The cap rate is the most widely used metric in commercial real estate. It measures return independent of financing, making it ideal for comparing properties.

Formula

Cap Rate (%) = Net Operating Income (NOI) ÷ Current Property Value × 100

How it works

The capitalisation rate divides a property's annual net operating income by its current market value, expressing the unlevered return as a percentage — essentially how much income the asset generates relative to what it costs, ignoring financing.

This calculator returns a raw cap rate; it does not adjust for taxes, depreciation, or capital expenditure.

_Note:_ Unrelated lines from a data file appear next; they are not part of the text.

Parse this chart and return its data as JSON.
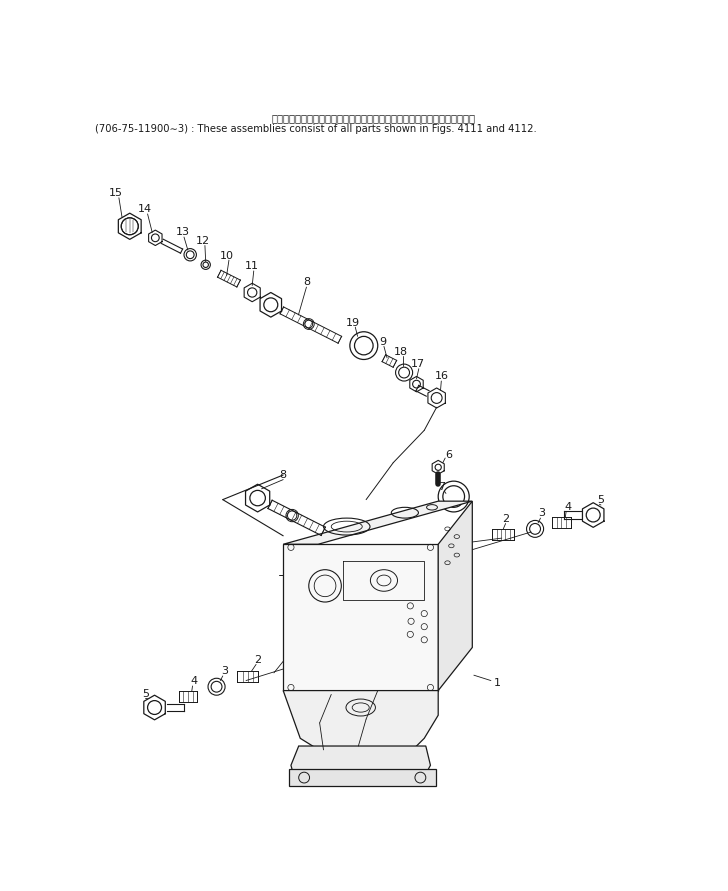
{
  "title_jp": "これらのアセンブリの構成部品は第４１１図および第４１２図を含みます。",
  "title_en": "(706-75-11900∼3) : These assemblies consist of all parts shown in Figs. 4111 and 4112.",
  "bg_color": "#ffffff",
  "line_color": "#1a1a1a",
  "text_color": "#1a1a1a",
  "fig_width": 7.28,
  "fig_height": 8.91,
  "dpi": 100
}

Cap rates vary significantly by market, asset class, and condition, so comparisons are most meaningful within the same sub-market and property type.

Worked example

Worked example

  1. Net Operating Income: $12,000 per year; property value: $200,000.
  2. Cap Rate = 12,000 ÷ 200,000 × 100 = 6%.

Cap Rate = 6%

Key terms

Net Operating Income (NOI)
Annual gross rental income minus vacancy losses and all operating expenses (insurance, maintenance, management fees, property tax), before debt service and income tax.
Cap Rate
Capitalisation rate — the ratio of a property's NOI to its market value, expressing the property's yield as if purchased with all cash.
Unlevered return
The return on an asset calculated without factoring in mortgage financing, allowing fair comparison between properties with different capital structures.
Market value
The estimated price a property would achieve in an arm's-length transaction between a willing buyer and seller at the time of valuation.

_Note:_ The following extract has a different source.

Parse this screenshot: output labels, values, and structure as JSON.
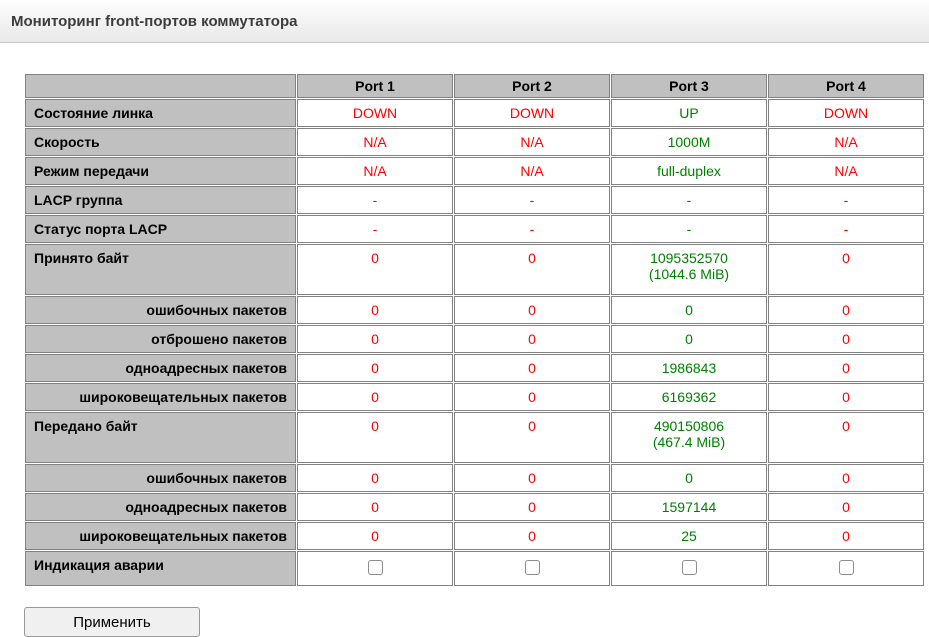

Frequently asked questions

What is a good cap rate?
Cap rate standards vary by market and property type. In primary markets (NYC, SF), cap rates of 3–5% are common. Secondary markets may see 6–8%. Higher cap rates signal higher return — but also higher risk.
Does cap rate include the mortgage?
No. Cap rate is a financing-independent metric. It uses Net Operating Income (NOI), which excludes debt service. This lets you compare properties regardless of how they are financed.
What is the difference between cap rate and cash-on-cash return?
Cap rate ignores financing; cash-on-cash return accounts for your actual mortgage payments. A property can have a low cap rate but high cash-on-cash return if financed favorably, and vice versa.